MaisPB – E aí, será que teremos Direito ao Esquecimento?

Carlos Eduardo Magalhães – Não sei, talvez ela aconteça pelo excesso. É tanta informação, tantas pessoas aparecendo, que o esquecimento virá daí. Como um copo de areia perdida na areia da praia.

MaisPB – O livro fecha exatamente com a assertiva de que as coisas definitivas não fazem sentido, mas não fazem mesmo, né?

Carlos Eduardo Magalhães – Concordo, me parecem que não fazem mesmo, sobretudo a mais definitiva de todas, que é a morte.
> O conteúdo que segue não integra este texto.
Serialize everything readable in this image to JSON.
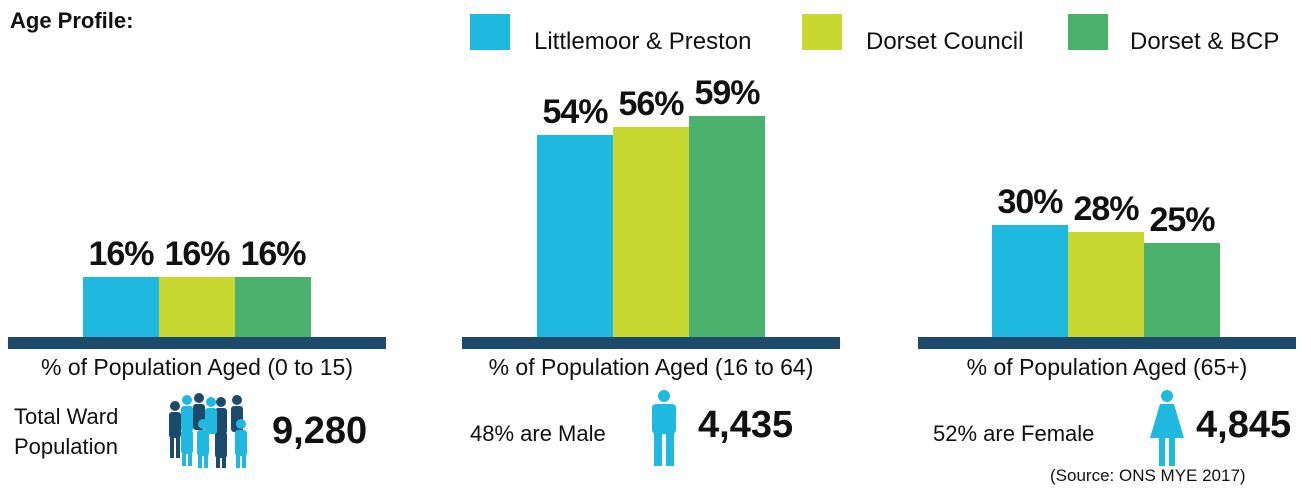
{
  "header": {
    "title": "Age Profile:"
  },
  "legend": [
    {
      "label": "Littlemoor & Preston",
      "color": "#1fb9e0"
    },
    {
      "label": "Dorset Council",
      "color": "#c9d731"
    },
    {
      "label": "Dorset & BCP",
      "color": "#4ab26c"
    }
  ],
  "colors": {
    "baseline": "#1b4a6b",
    "icon_dark": "#1b4a6b",
    "icon_light": "#1fb9e0"
  },
  "chart_data": {
    "type": "bar",
    "categories": [
      "% of Population Aged (0 to 15)",
      "% of Population Aged (16 to 64)",
      "% of Population Aged (65+)"
    ],
    "series": [
      {
        "name": "Littlemoor & Preston",
        "values": [
          16,
          54,
          30
        ],
        "labels": [
          "16%",
          "54%",
          "30%"
        ]
      },
      {
        "name": "Dorset Council",
        "values": [
          16,
          56,
          28
        ],
        "labels": [
          "16%",
          "56%",
          "28%"
        ]
      },
      {
        "name": "Dorset & BCP",
        "values": [
          16,
          59,
          25
        ],
        "labels": [
          "16%",
          "59%",
          "25%"
        ]
      }
    ],
    "ylim": [
      0,
      100
    ]
  },
  "stats": {
    "total": {
      "label_line1": "Total Ward",
      "label_line2": "Population",
      "value": "9,280",
      "icon": "people-group-icon"
    },
    "male": {
      "label": "48% are Male",
      "value": "4,435",
      "icon": "male-person-icon"
    },
    "female": {
      "label": "52% are Female",
      "value": "4,845",
      "icon": "female-person-icon"
    }
  },
  "source": "(Source: ONS MYE 2017)"
}
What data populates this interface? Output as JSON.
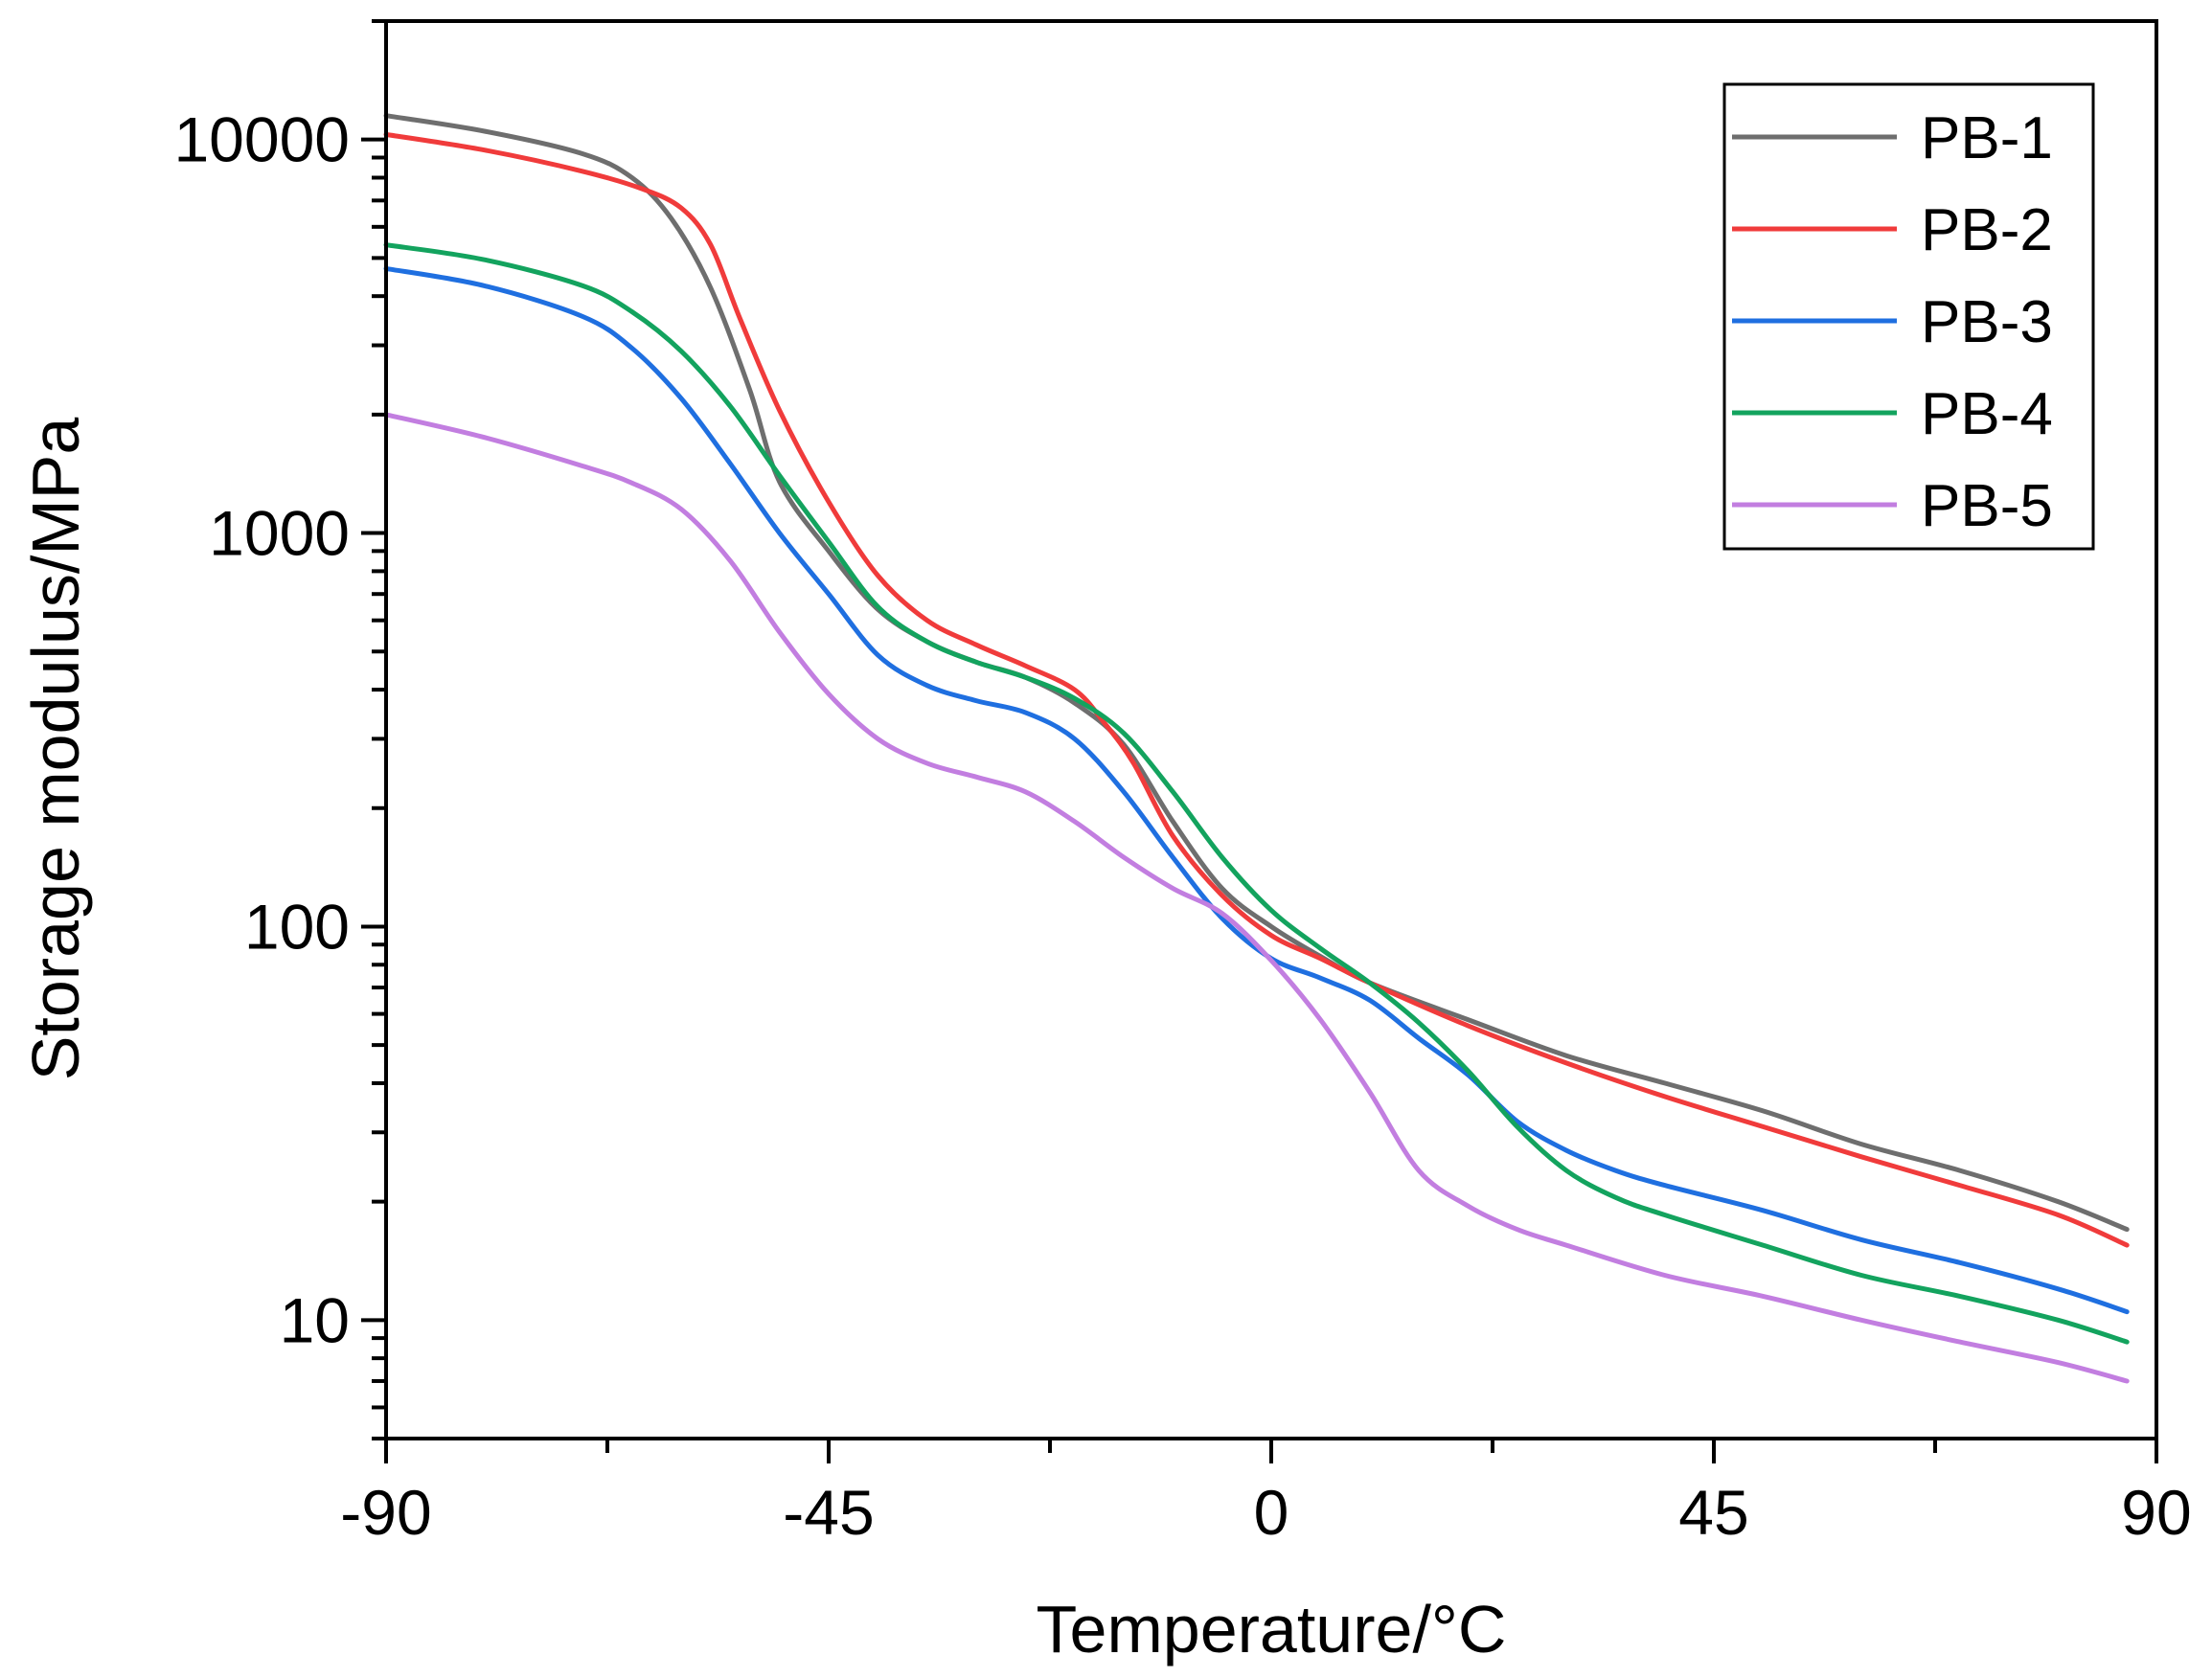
{
  "chart_data": {
    "type": "line",
    "title": "",
    "xlabel": "Temperature/°C",
    "ylabel": "Storage modulus/MPa",
    "xlim": [
      -90,
      90
    ],
    "ylim": [
      5,
      20000
    ],
    "yscale": "log",
    "grid": false,
    "legend_position": "top-right",
    "x_ticks": [
      -90,
      -45,
      0,
      45,
      90
    ],
    "x_tick_labels": [
      "-90",
      "-45",
      "0",
      "45",
      "90"
    ],
    "y_ticks": [
      10,
      100,
      1000,
      10000
    ],
    "y_tick_labels": [
      "10",
      "100",
      "1000",
      "10000"
    ],
    "series": [
      {
        "name": "PB-1",
        "color": "#6e6e6e",
        "points": [
          [
            -90,
            11500
          ],
          [
            -80,
            10500
          ],
          [
            -70,
            9200
          ],
          [
            -65,
            8000
          ],
          [
            -61,
            6300
          ],
          [
            -57,
            4200
          ],
          [
            -53,
            2300
          ],
          [
            -50,
            1350
          ],
          [
            -45,
            900
          ],
          [
            -40,
            640
          ],
          [
            -35,
            530
          ],
          [
            -30,
            470
          ],
          [
            -25,
            430
          ],
          [
            -20,
            370
          ],
          [
            -15,
            290
          ],
          [
            -10,
            185
          ],
          [
            -5,
            125
          ],
          [
            0,
            100
          ],
          [
            5,
            84
          ],
          [
            10,
            72
          ],
          [
            20,
            58
          ],
          [
            30,
            47
          ],
          [
            40,
            40
          ],
          [
            50,
            34
          ],
          [
            60,
            28
          ],
          [
            70,
            24
          ],
          [
            80,
            20
          ],
          [
            87,
            17
          ]
        ]
      },
      {
        "name": "PB-2",
        "color": "#f03b3b",
        "points": [
          [
            -90,
            10300
          ],
          [
            -80,
            9400
          ],
          [
            -70,
            8300
          ],
          [
            -64,
            7500
          ],
          [
            -60,
            6700
          ],
          [
            -57,
            5400
          ],
          [
            -54,
            3500
          ],
          [
            -50,
            2050
          ],
          [
            -45,
            1200
          ],
          [
            -40,
            780
          ],
          [
            -35,
            600
          ],
          [
            -30,
            520
          ],
          [
            -25,
            460
          ],
          [
            -20,
            400
          ],
          [
            -17,
            330
          ],
          [
            -14,
            260
          ],
          [
            -10,
            170
          ],
          [
            -5,
            120
          ],
          [
            0,
            95
          ],
          [
            5,
            83
          ],
          [
            10,
            72
          ],
          [
            20,
            56
          ],
          [
            30,
            45
          ],
          [
            40,
            37
          ],
          [
            50,
            31
          ],
          [
            60,
            26
          ],
          [
            70,
            22
          ],
          [
            80,
            18.5
          ],
          [
            87,
            15.5
          ]
        ]
      },
      {
        "name": "PB-3",
        "color": "#1f6fe0",
        "points": [
          [
            -90,
            4700
          ],
          [
            -80,
            4250
          ],
          [
            -70,
            3550
          ],
          [
            -65,
            2950
          ],
          [
            -60,
            2200
          ],
          [
            -55,
            1500
          ],
          [
            -50,
            1000
          ],
          [
            -45,
            700
          ],
          [
            -40,
            490
          ],
          [
            -35,
            410
          ],
          [
            -30,
            375
          ],
          [
            -25,
            350
          ],
          [
            -20,
            300
          ],
          [
            -15,
            220
          ],
          [
            -10,
            150
          ],
          [
            -5,
            105
          ],
          [
            0,
            83
          ],
          [
            5,
            74
          ],
          [
            10,
            65
          ],
          [
            15,
            52
          ],
          [
            20,
            42
          ],
          [
            25,
            32
          ],
          [
            30,
            27
          ],
          [
            35,
            24
          ],
          [
            40,
            22
          ],
          [
            50,
            19
          ],
          [
            60,
            16
          ],
          [
            70,
            14
          ],
          [
            80,
            12
          ],
          [
            87,
            10.5
          ]
        ]
      },
      {
        "name": "PB-4",
        "color": "#13a35e",
        "points": [
          [
            -90,
            5400
          ],
          [
            -80,
            4950
          ],
          [
            -70,
            4250
          ],
          [
            -65,
            3650
          ],
          [
            -60,
            2900
          ],
          [
            -55,
            2100
          ],
          [
            -50,
            1400
          ],
          [
            -45,
            950
          ],
          [
            -40,
            650
          ],
          [
            -35,
            530
          ],
          [
            -30,
            470
          ],
          [
            -25,
            430
          ],
          [
            -20,
            380
          ],
          [
            -15,
            310
          ],
          [
            -10,
            220
          ],
          [
            -5,
            150
          ],
          [
            0,
            110
          ],
          [
            5,
            88
          ],
          [
            10,
            72
          ],
          [
            15,
            57
          ],
          [
            20,
            43
          ],
          [
            25,
            31
          ],
          [
            30,
            24
          ],
          [
            35,
            20.5
          ],
          [
            40,
            18.5
          ],
          [
            50,
            15.5
          ],
          [
            60,
            13
          ],
          [
            70,
            11.5
          ],
          [
            80,
            10
          ],
          [
            87,
            8.8
          ]
        ]
      },
      {
        "name": "PB-5",
        "color": "#c27ee0",
        "points": [
          [
            -90,
            2000
          ],
          [
            -80,
            1750
          ],
          [
            -70,
            1480
          ],
          [
            -65,
            1340
          ],
          [
            -60,
            1150
          ],
          [
            -55,
            850
          ],
          [
            -50,
            560
          ],
          [
            -45,
            390
          ],
          [
            -40,
            300
          ],
          [
            -35,
            260
          ],
          [
            -30,
            240
          ],
          [
            -25,
            220
          ],
          [
            -20,
            185
          ],
          [
            -15,
            150
          ],
          [
            -10,
            125
          ],
          [
            -5,
            108
          ],
          [
            0,
            82
          ],
          [
            5,
            58
          ],
          [
            10,
            38
          ],
          [
            15,
            24
          ],
          [
            20,
            19.5
          ],
          [
            25,
            17
          ],
          [
            30,
            15.5
          ],
          [
            40,
            13
          ],
          [
            50,
            11.5
          ],
          [
            60,
            10
          ],
          [
            70,
            8.8
          ],
          [
            80,
            7.8
          ],
          [
            87,
            7
          ]
        ]
      }
    ]
  }
}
MaisPB – Como você trabalha, já está pensando noutro romance, ou vamos deixar as ideias nos levar?

Carlos Eduardo Magalhães – Para mim, é como se houvesse um represamento que vai acontecendo e um dia a represa estoura e eu escrevo. Preciso de uma história que me parece boa de ser contada e que leve a uma espécie de transe, que me traga pra dentro dela. Quando termino um livro, vem um vazio, a jarra vazia. Demora um pouco pra entrar em outro livro. Mas estou trabalhando em um novo romance, agora, tenho curiosidade para ver no que vai dar, espero terminá-lo no primeiro semestre de 2024.